The City also argued that although Westmoreland’s speech was couched in terms of concern about the drowning death, it was motivated by Westmoreland’s financial loss of overtime and business, and communicated “nothing more than the quintessential employee beef: management has acted incompetently.” The Court disagreed, finding that “Westmoreland denied that his speech was motivated by financial or personal interest, claiming that he ‘never advocated for overtime or equipment for himself as a priority over safety and security of the citizens of Bay Village.’ Westmoreland stated that his business earned only $600 to $700 in profits annually from sales to Bay Village – although neither party has indicated how much Westmoreland may have lost in overtime pay – and attested that, as ‘the highest credentialed dive rescue official in Bay Village, he wanted to state to the City Council in the strongest terms the public concern over the detrimental effect of removing dive rescue capacity. The substance of Westmoreland’s expression undoubtedly involved matters of public concern.”

The Court then turned to a lower court’s finding that Westmoreland’s statements were knowingly or recklessly false. The lower court had concluded that “Westmoreland, at a minimum, was reckless in attributing the death of the child to the lack of a dive team.”

The Appeals Court rejected the lower court’s findings, concluding that “Westmoreland did offer evidence to support his belief that the lack of a dive team meant that the child did not have a chance of being rescued. Westmoreland explained by way of affidavit that, although there were twelve divers on the scene, those divers did not arrive until more than one hour after the 911 call, ‘making them ineffective for a rescue.’ Keeping in mind that Westmoreland is not required to prove that his statements are true and that defendants must prove that the statements were not only false, but were made with intentional or reckless disregard for the truth, it was error to conclude on this record that Westmoreland made intentionally or recklessly false statements.

“Westmoreland presented evidence that he had reason to believe that, if not disbanded, the Bay Village Rescue/Dive Team would have responded sooner, could have found the child in the water sooner, and might have given the child a chance of surviving. Nor is an intentional or reckless disregard for the truth shown by the fact that the divers who arrived later were not deployed before the child was found. Despite Westmoreland’s inflammatory rhetoric that the budget cuts were partly responsible for condemning that child to death, the City has not shown that it was intentionally or recklessly false for Westmoreland to claim that the rescue effort was hamstrung because Bay Village no longer had a dive team.”

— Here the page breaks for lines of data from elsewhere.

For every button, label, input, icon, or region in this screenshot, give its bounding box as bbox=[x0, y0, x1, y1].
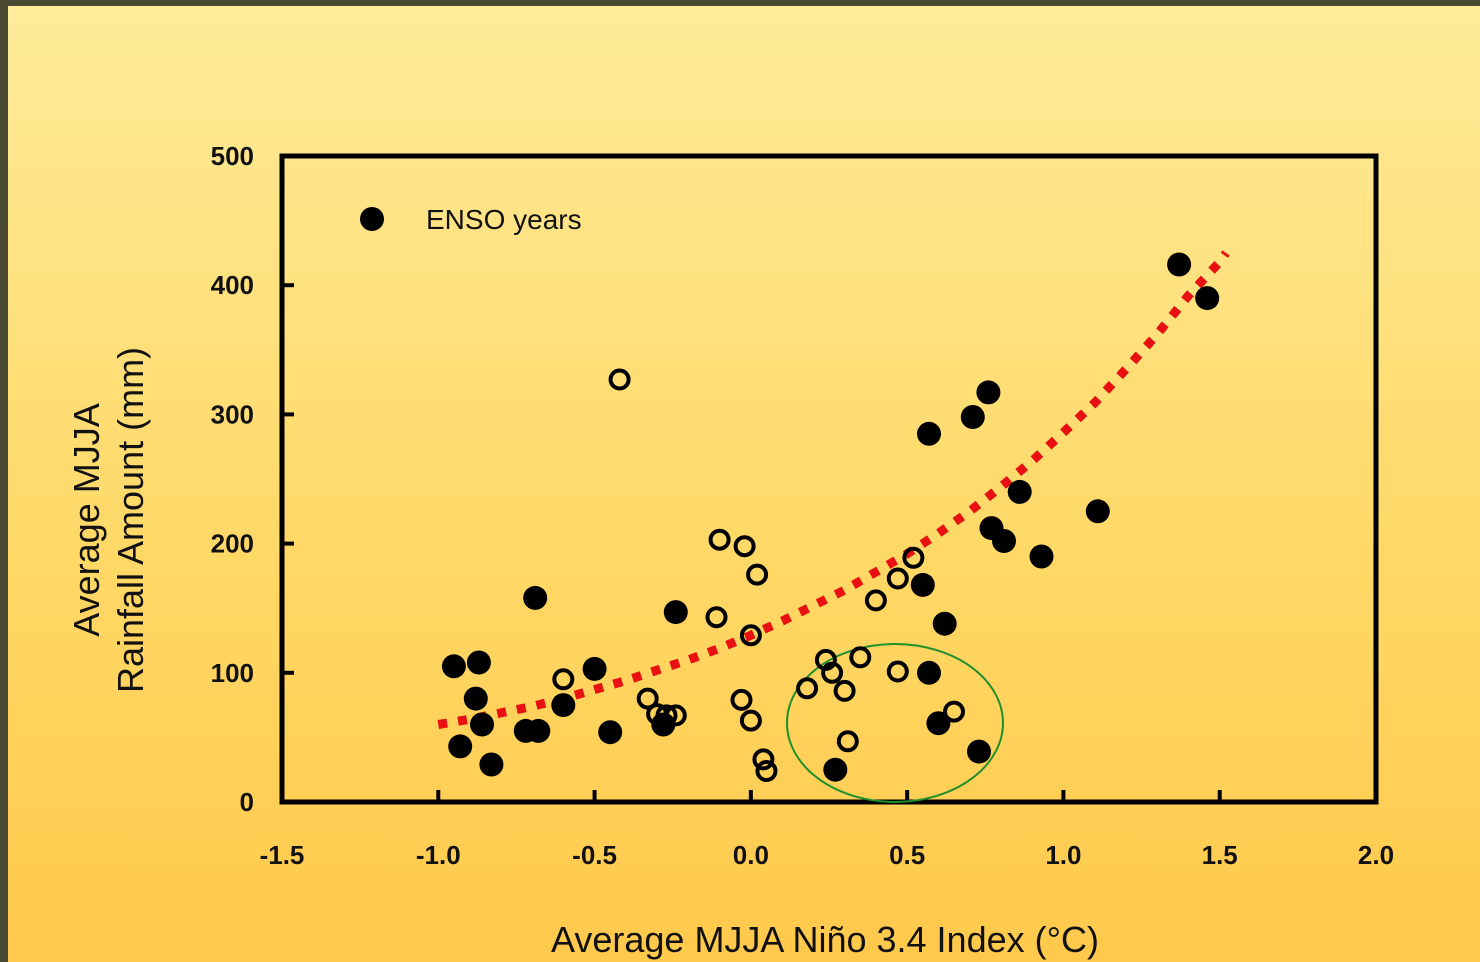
open-point bbox=[746, 563, 769, 586]
open-point bbox=[664, 704, 687, 727]
legend-marker bbox=[360, 207, 384, 231]
filled-point bbox=[598, 720, 623, 745]
x-tick-label: -1.5 bbox=[260, 840, 305, 870]
filled-point bbox=[992, 529, 1016, 553]
y-axis-title-line-2: Rainfall Amount (mm) bbox=[110, 347, 151, 693]
filled-point bbox=[976, 380, 1001, 405]
open-point bbox=[655, 704, 678, 727]
slide-background: -1.5 -1.0 -0.5 0.0 0.5 1.0 1.5 2.0 0 100 200 300 40… bbox=[8, 6, 1480, 962]
open-point bbox=[733, 535, 756, 558]
filled-point bbox=[1195, 286, 1220, 311]
filled-point bbox=[523, 585, 548, 610]
open-point bbox=[552, 668, 575, 691]
y-tick-label: 500 bbox=[211, 141, 254, 171]
y-tick-label: 400 bbox=[211, 270, 254, 300]
y-tick-label: 200 bbox=[211, 529, 254, 559]
filled-point bbox=[463, 686, 488, 711]
filled-point bbox=[448, 734, 473, 759]
plot-frame bbox=[279, 153, 1379, 805]
x-tick-label: 0.0 bbox=[733, 840, 769, 870]
open-point bbox=[739, 709, 762, 732]
x-axis-title: Average MJJA Niño 3.4 Index (°C) bbox=[551, 919, 1099, 960]
filled-point bbox=[960, 405, 985, 429]
open-point bbox=[755, 760, 778, 782]
filled-point bbox=[1085, 499, 1110, 524]
open-point bbox=[705, 606, 728, 629]
x-tick-label: 1.5 bbox=[1202, 840, 1238, 870]
open-point bbox=[636, 687, 659, 710]
open-point bbox=[886, 660, 909, 683]
open-point bbox=[902, 546, 925, 569]
filled-point bbox=[1167, 252, 1192, 277]
y-axis-ticks: 0 100 200 300 400 500 bbox=[211, 141, 294, 817]
y-tick-label: 300 bbox=[211, 399, 254, 429]
filled-point bbox=[663, 600, 688, 625]
y-axis-title-line-1: Average MJJA bbox=[66, 403, 107, 636]
open-point bbox=[864, 589, 887, 612]
x-axis-ticks: -1.5 -1.0 -0.5 0.0 0.5 1.0 1.5 2.0 bbox=[260, 790, 1394, 870]
filled-point bbox=[526, 718, 551, 743]
legend-label: ENSO years bbox=[426, 204, 582, 235]
open-point bbox=[739, 624, 762, 647]
filled-point bbox=[466, 650, 491, 675]
filled-point bbox=[823, 757, 848, 782]
filled-point bbox=[1029, 544, 1054, 569]
x-tick-label: 1.0 bbox=[1045, 840, 1081, 870]
open-point bbox=[608, 368, 631, 391]
filled-point bbox=[1007, 479, 1032, 504]
filled-point bbox=[932, 611, 957, 636]
x-tick-label: 2.0 bbox=[1358, 840, 1394, 870]
x-tick-label: -0.5 bbox=[572, 840, 617, 870]
open-point bbox=[836, 730, 859, 753]
y-tick-label: 100 bbox=[211, 658, 254, 688]
filled-point bbox=[551, 693, 576, 718]
x-tick-label: -1.0 bbox=[416, 840, 461, 870]
scatter-chart: -1.5 -1.0 -0.5 0.0 0.5 1.0 1.5 2.0 0 100 200 300 40… bbox=[66, 141, 1394, 960]
filled-point bbox=[917, 421, 941, 446]
open-point bbox=[943, 700, 965, 723]
open-point bbox=[796, 677, 819, 700]
open-point bbox=[708, 528, 731, 551]
filled-point bbox=[470, 712, 494, 737]
open-point bbox=[821, 661, 844, 684]
open-point bbox=[849, 646, 872, 669]
open-point bbox=[833, 679, 856, 702]
y-axis-title: Average MJJA Rainfall Amount (mm) bbox=[66, 347, 151, 693]
open-point bbox=[730, 688, 753, 711]
open-point bbox=[886, 567, 909, 590]
filled-point bbox=[910, 572, 935, 597]
filled-point bbox=[479, 752, 504, 777]
filled-point bbox=[967, 739, 991, 764]
open-point bbox=[752, 748, 775, 771]
filled-point bbox=[926, 711, 951, 736]
legend: ENSO years bbox=[360, 204, 582, 235]
y-tick-label: 0 bbox=[240, 787, 254, 817]
filled-point bbox=[917, 660, 941, 685]
data-points bbox=[441, 252, 1220, 782]
filled-point bbox=[441, 654, 466, 679]
x-tick-label: 0.5 bbox=[889, 840, 925, 870]
filled-point bbox=[582, 656, 607, 681]
highlight-ellipse bbox=[786, 643, 1004, 803]
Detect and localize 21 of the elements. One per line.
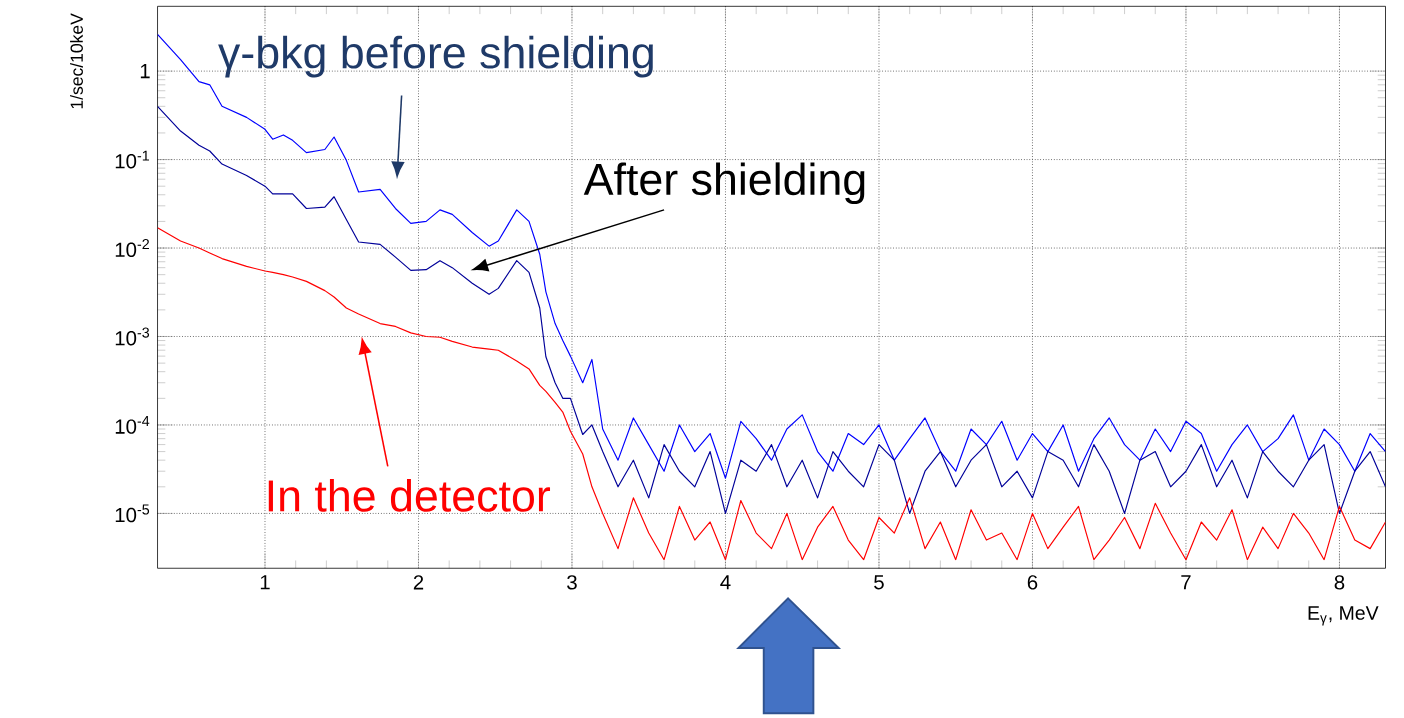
x-tick-label: 5 [874, 575, 884, 590]
line-series [157, 227, 1386, 561]
y-tick-label: 10$^{-4}$ [115, 416, 150, 434]
y-axis-title: 1/sec/10keV [70, 13, 83, 109]
x-tick-label: 2 [413, 575, 424, 590]
y-tick-label: 1 [140, 64, 150, 79]
x-tick-label: 6 [1027, 575, 1038, 590]
annotation: In the detector [268, 478, 551, 512]
x-tick-label: 3 [567, 575, 577, 590]
y-tick-label: 10$^{-5}$ [115, 504, 150, 523]
annotation: After shielding [583, 162, 865, 205]
y-tick-label: 10$^{-1}$ [115, 150, 149, 169]
annotation: γ-bkg before shielding [218, 35, 653, 78]
x-tick-label: 8 [1334, 575, 1345, 590]
y-tick-label: 10$^{-2}$ [115, 239, 149, 257]
line-series [157, 33, 1386, 479]
y-tick-label: 10$^{-3}$ [115, 327, 150, 346]
x-tick-label: 1 [260, 575, 270, 590]
x-tick-label: 4 [720, 575, 731, 590]
x-axis-title: E$_{γ}$, MeV [1308, 606, 1379, 626]
x-tick-label: 7 [1181, 575, 1191, 590]
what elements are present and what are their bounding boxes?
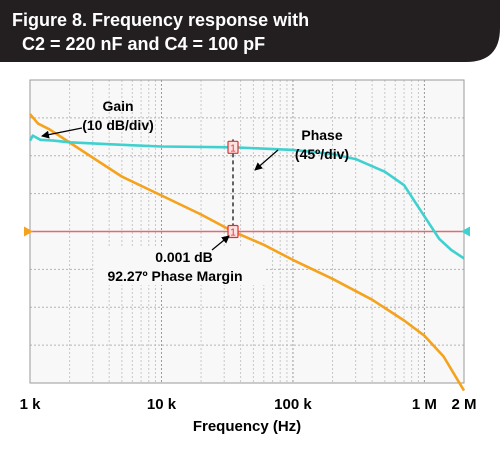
phase-scale-label: (45º/div) [295,146,349,162]
marker-label: 1 [230,228,236,239]
marker-layer: 11 [227,140,239,239]
phase-arrow [254,149,279,171]
crossover-gain-value: 0.001 dB [155,249,213,265]
crossover-arrow [211,235,230,251]
figure-title-line1: Figure 8. Frequency response with [12,10,309,30]
marker-label: 1 [230,143,236,154]
ref-marker-right-triangle [461,226,470,237]
x-tick-labels: 1 k 10 k 100 k 1 M 2 M [20,396,477,413]
title-banner [0,0,500,62]
gain-arrow [41,127,83,139]
figure-title-line2: C2 = 220 nF and C4 = 100 pF [22,34,265,54]
marker-phase: 1 [227,140,239,154]
phase-label: Phase [301,127,342,143]
ref-marker-left-triangle [24,226,33,237]
x-tick-label: 1 M [412,396,437,413]
gain-scale-label: (10 dB/div) [82,117,154,133]
marker-gain: 1 [227,224,239,239]
x-tick-label: 10 k [147,396,177,413]
x-tick-label: 100 k [274,396,312,413]
gain-label: Gain [102,98,133,114]
x-tick-label: 1 k [20,396,42,413]
crossover-label-bg [94,247,266,285]
series-line-phase [28,134,465,260]
x-axis-label: Frequency (Hz) [193,418,301,435]
crossover-phase-margin: 92.27º Phase Margin [107,268,242,284]
x-tick-label: 2 M [451,396,476,413]
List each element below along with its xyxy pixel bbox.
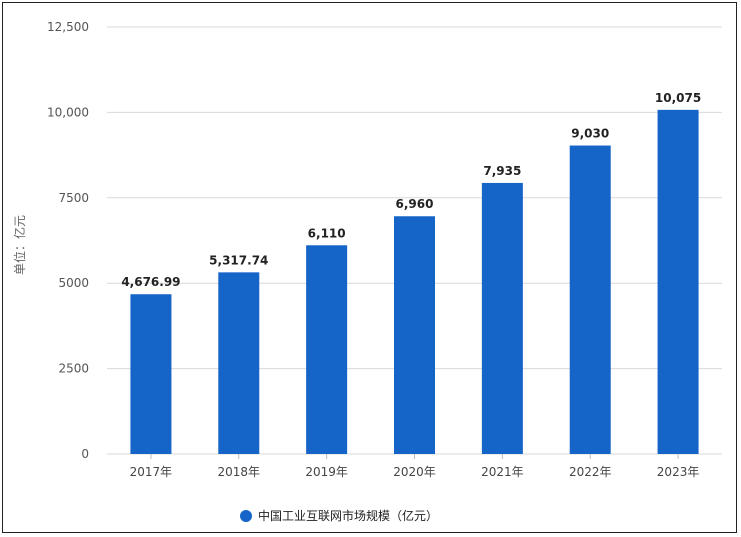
y-tick-label: 12,500 — [47, 20, 89, 34]
y-tick-label: 5000 — [58, 276, 89, 290]
data-label: 7,935 — [483, 164, 521, 178]
legend-label: 中国工业互联网市场规模（亿元） — [258, 508, 438, 523]
bar[interactable] — [218, 272, 260, 454]
bar[interactable] — [569, 145, 611, 454]
y-tick-label: 0 — [81, 447, 89, 461]
y-tick-label: 2500 — [58, 362, 89, 376]
x-tick-label: 2018年 — [218, 465, 261, 479]
bar[interactable] — [394, 216, 435, 454]
bar[interactable] — [306, 245, 348, 454]
y-tick-label: 7500 — [58, 191, 89, 205]
bar[interactable] — [481, 182, 523, 454]
x-tick-label: 2020年 — [393, 465, 436, 479]
legend-marker — [240, 510, 252, 522]
data-label: 6,960 — [396, 197, 434, 211]
x-tick-label: 2021年 — [481, 465, 524, 479]
data-label: 9,030 — [571, 127, 609, 141]
y-tick-label: 10,000 — [47, 105, 89, 119]
data-label: 4,676.99 — [121, 275, 180, 289]
data-label: 5,317.74 — [209, 253, 268, 267]
bars — [130, 109, 699, 454]
legend[interactable]: 中国工业互联网市场规模（亿元） — [240, 508, 438, 523]
x-tick-label: 2019年 — [305, 465, 348, 479]
y-axis-title: 单位：亿元 — [12, 215, 27, 275]
x-tick-label: 2023年 — [657, 465, 700, 479]
x-tick-label: 2022年 — [569, 465, 612, 479]
y-axis: 0 2500 5000 7500 10,000 12,500 — [47, 20, 89, 461]
bar[interactable] — [657, 109, 699, 454]
bar[interactable] — [130, 294, 172, 454]
grid-lines — [107, 26, 722, 455]
x-axis: 2017年 2018年 2019年 2020年 2021年 2022年 2023年 — [130, 454, 700, 479]
data-label: 6,110 — [308, 226, 346, 240]
x-tick-label: 2017年 — [130, 465, 173, 479]
data-labels: 4,676.99 5,317.74 6,110 6,960 7,935 9,030 10,0… — [121, 91, 701, 289]
data-label: 10,075 — [655, 91, 701, 105]
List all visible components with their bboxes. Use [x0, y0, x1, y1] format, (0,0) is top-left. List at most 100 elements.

The Court returned the case to the lower court for a hearing on whether any false statements were knowingly or recklessly made; whether a reasonable official would have believed any false statements were knowingly or recklessly made; and, if necessary, whether – taking into account any falsity – Westmoreland’s interest in speaking as a citizen on a matter of public concern outweighed the defendants’ interest in promoting the efficiency of the public services it performs through its employees.”

Westmoreland v. Sutherland, 2011 WL 6034297 (6th Cir. 2011).